Their last gig there was a firestorm of smart, incisive playing and fearless, impassioned songs. They wasted no time in taking the energy to redline with the hard blues of Fight Song: Edwards’ smoldering chorus mantra was “I’m ready,” bolstered by the harmonies of Erica Smith and Sarah Wise, guitarist Greg McMullen adding a searing, shivery solo over John Deley’s similarly simmering organ.
Edwards led the band into the explosively slinky 3.5 with her signature, meticulously turbocharged alto vocals, part satin, part siren; it’s hard to think of any other singer with such a ferociously potent low register who can sound so pillowy and warmly enveloping as she goes up the scale. McMullen traded a couple of tantalizing bars with Stratocaster player James Winwood over the nonchalantly swaying groove of bassist Brett Bass and drummer Phil Cimino.
The three women built a whole darkly ecstatic gospel church worth of harmony in Free,. a defiantly swaying, altered boogie, Winwood’s wry sense of humor front and center as he put the bite on his bluesmetal licks. Deley’s organ and McMullen’s classic Muscle Shoals riffs fueled It’s Not Me, It’s You as Edwards channeled blue-flame cynicism: the way Deley voiced what would otherwise have been a blues harp solo was cool, and surreal to the extreme.
The band hit a jackhammer shuffle groove with Hopeless, Edwards and her choir reaching peaks that bands like Heart only dream of, the vengeance in Edwards’ “can you turn me away?” arguably the high point of the set. She brought a high-voltage psychedelic edge to Bonnie Raitt’s Real Man and then brought the lights down for the swaying, explosively crescendoing Lonely Soul and its searing blend of roadhouse rock and restless early 70s Zep.

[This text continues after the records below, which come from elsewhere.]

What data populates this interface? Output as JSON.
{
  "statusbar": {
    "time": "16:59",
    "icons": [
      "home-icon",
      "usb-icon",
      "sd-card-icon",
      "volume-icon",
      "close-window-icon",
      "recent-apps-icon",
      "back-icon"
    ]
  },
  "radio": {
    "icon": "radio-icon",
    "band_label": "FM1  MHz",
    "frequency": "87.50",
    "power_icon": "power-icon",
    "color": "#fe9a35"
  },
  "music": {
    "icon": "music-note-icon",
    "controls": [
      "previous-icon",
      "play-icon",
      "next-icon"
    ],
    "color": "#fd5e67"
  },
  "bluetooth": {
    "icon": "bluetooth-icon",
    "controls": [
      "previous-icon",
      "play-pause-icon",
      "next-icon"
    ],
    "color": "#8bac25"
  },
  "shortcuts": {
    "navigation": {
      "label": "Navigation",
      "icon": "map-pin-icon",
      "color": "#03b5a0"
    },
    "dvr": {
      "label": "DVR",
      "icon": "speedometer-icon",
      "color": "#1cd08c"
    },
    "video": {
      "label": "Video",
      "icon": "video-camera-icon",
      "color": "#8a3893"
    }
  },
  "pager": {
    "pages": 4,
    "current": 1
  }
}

The group channelled a surreally echoing angst, Abbey Road Beatles slipping unexpectedly into soul with Sleep It Off, then hit a defiant peak with Blue Moon as McMullen hit his wah pedal and screamed behind Edwards’ wounded wail. They wound up the set with the furious, fearless shuffle The Bear, a launching pad for Winwood’s most concise, purist playing.

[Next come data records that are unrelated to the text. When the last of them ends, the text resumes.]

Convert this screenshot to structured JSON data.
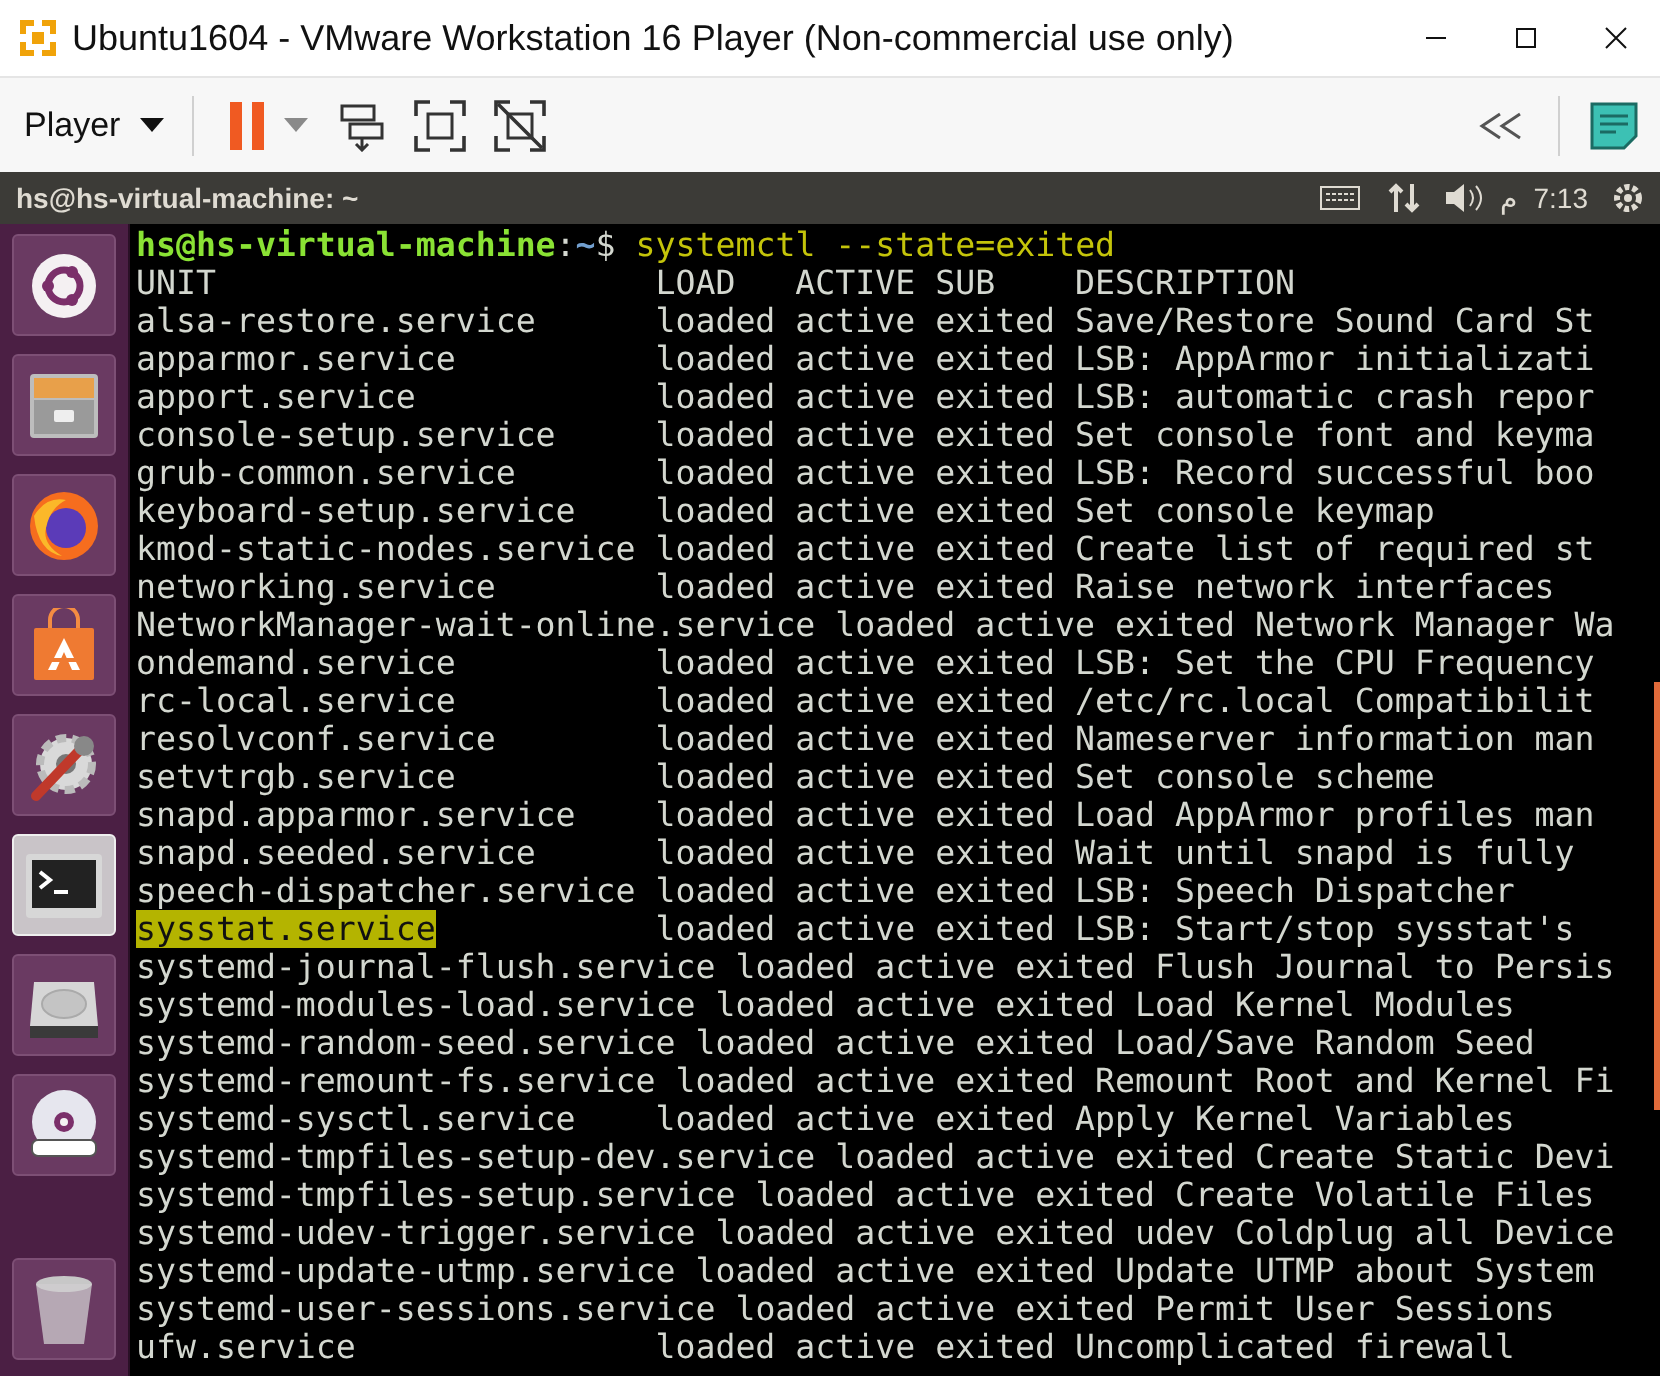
{
  "window": {
    "title": "Ubuntu1604 - VMware Workstation 16 Player (Non-commercial use only)"
  },
  "toolbar": {
    "player_menu": "Player"
  },
  "top_bar": {
    "title": "hs@hs-virtual-machine: ~",
    "indicator_text": "م",
    "clock": "7:13"
  },
  "launcher": [
    {
      "kind": "ubuntu",
      "selected": false
    },
    {
      "kind": "files",
      "selected": false
    },
    {
      "kind": "browser",
      "selected": false
    },
    {
      "kind": "store",
      "selected": false
    },
    {
      "kind": "settings",
      "selected": false
    },
    {
      "kind": "terminal",
      "selected": true
    },
    {
      "kind": "disk",
      "selected": false
    },
    {
      "kind": "dvd",
      "selected": false
    },
    {
      "kind": "trash",
      "selected": false
    }
  ],
  "terminal": {
    "prompt": {
      "user_host": "hs@hs-virtual-machine",
      "separator": ":",
      "path": "~",
      "symbol": "$",
      "command": "systemctl --state=exited"
    },
    "header": "UNIT                      LOAD   ACTIVE SUB    DESCRIPTION",
    "rows": [
      {
        "unit": "alsa-restore.service",
        "details": "loaded active exited Save/Restore Sound Card St",
        "selected": false
      },
      {
        "unit": "apparmor.service",
        "details": "loaded active exited LSB: AppArmor initializati",
        "selected": false
      },
      {
        "unit": "apport.service",
        "details": "loaded active exited LSB: automatic crash repor",
        "selected": false
      },
      {
        "unit": "console-setup.service",
        "details": "loaded active exited Set console font and keyma",
        "selected": false
      },
      {
        "unit": "grub-common.service",
        "details": "loaded active exited LSB: Record successful boo",
        "selected": false
      },
      {
        "unit": "keyboard-setup.service",
        "details": "loaded active exited Set console keymap",
        "selected": false
      },
      {
        "unit": "kmod-static-nodes.service",
        "details": "loaded active exited Create list of required st",
        "selected": false
      },
      {
        "unit": "networking.service",
        "details": "loaded active exited Raise network interfaces",
        "selected": false
      },
      {
        "unit": "NetworkManager-wait-online.service",
        "details": "loaded active exited Network Manager Wa",
        "selected": false
      },
      {
        "unit": "ondemand.service",
        "details": "loaded active exited LSB: Set the CPU Frequency",
        "selected": false
      },
      {
        "unit": "rc-local.service",
        "details": "loaded active exited /etc/rc.local Compatibilit",
        "selected": false
      },
      {
        "unit": "resolvconf.service",
        "details": "loaded active exited Nameserver information man",
        "selected": false
      },
      {
        "unit": "setvtrgb.service",
        "details": "loaded active exited Set console scheme",
        "selected": false
      },
      {
        "unit": "snapd.apparmor.service",
        "details": "loaded active exited Load AppArmor profiles man",
        "selected": false
      },
      {
        "unit": "snapd.seeded.service",
        "details": "loaded active exited Wait until snapd is fully",
        "selected": false
      },
      {
        "unit": "speech-dispatcher.service",
        "details": "loaded active exited LSB: Speech Dispatcher",
        "selected": false
      },
      {
        "unit": "sysstat.service",
        "details": "loaded active exited LSB: Start/stop sysstat's",
        "selected": true
      },
      {
        "unit": "systemd-journal-flush.service",
        "details": "loaded active exited Flush Journal to Persis",
        "selected": false
      },
      {
        "unit": "systemd-modules-load.service",
        "details": "loaded active exited Load Kernel Modules",
        "selected": false
      },
      {
        "unit": "systemd-random-seed.service",
        "details": "loaded active exited Load/Save Random Seed",
        "selected": false
      },
      {
        "unit": "systemd-remount-fs.service",
        "details": "loaded active exited Remount Root and Kernel Fi",
        "selected": false
      },
      {
        "unit": "systemd-sysctl.service",
        "details": "loaded active exited Apply Kernel Variables",
        "selected": false
      },
      {
        "unit": "systemd-tmpfiles-setup-dev.service",
        "details": "loaded active exited Create Static Devi",
        "selected": false
      },
      {
        "unit": "systemd-tmpfiles-setup.service",
        "details": "loaded active exited Create Volatile Files",
        "selected": false
      },
      {
        "unit": "systemd-udev-trigger.service",
        "details": "loaded active exited udev Coldplug all Device",
        "selected": false
      },
      {
        "unit": "systemd-update-utmp.service",
        "details": "loaded active exited Update UTMP about System",
        "selected": false
      },
      {
        "unit": "systemd-user-sessions.service",
        "details": "loaded active exited Permit User Sessions",
        "selected": false
      },
      {
        "unit": "ufw.service",
        "details": "loaded active exited Uncomplicated firewall",
        "selected": false
      }
    ]
  }
}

Edwards, being one of New York’s most in-demand singers, gets around a lot. Besides this band, she leads a similarly adrenalizing gospel group, Lizzie & the Sinners, where she also sings alongside Smith and Wise. She was one of the highlights of the 50th anniversary of Dylan’s Blonde on Blonde fest at Hifi Bar earlier this month, where she raised the roof with a scorching take of Pledging My Time. And she was front and center on several numbers at this past week’s Squeeze cover night there, where C.P. Roth, Tom Shad and Dave Foster’s all-star band played the British new wave band’s classic Argybargy and East Side Story albums pretty much note-for-note, all the way through, no small achievement.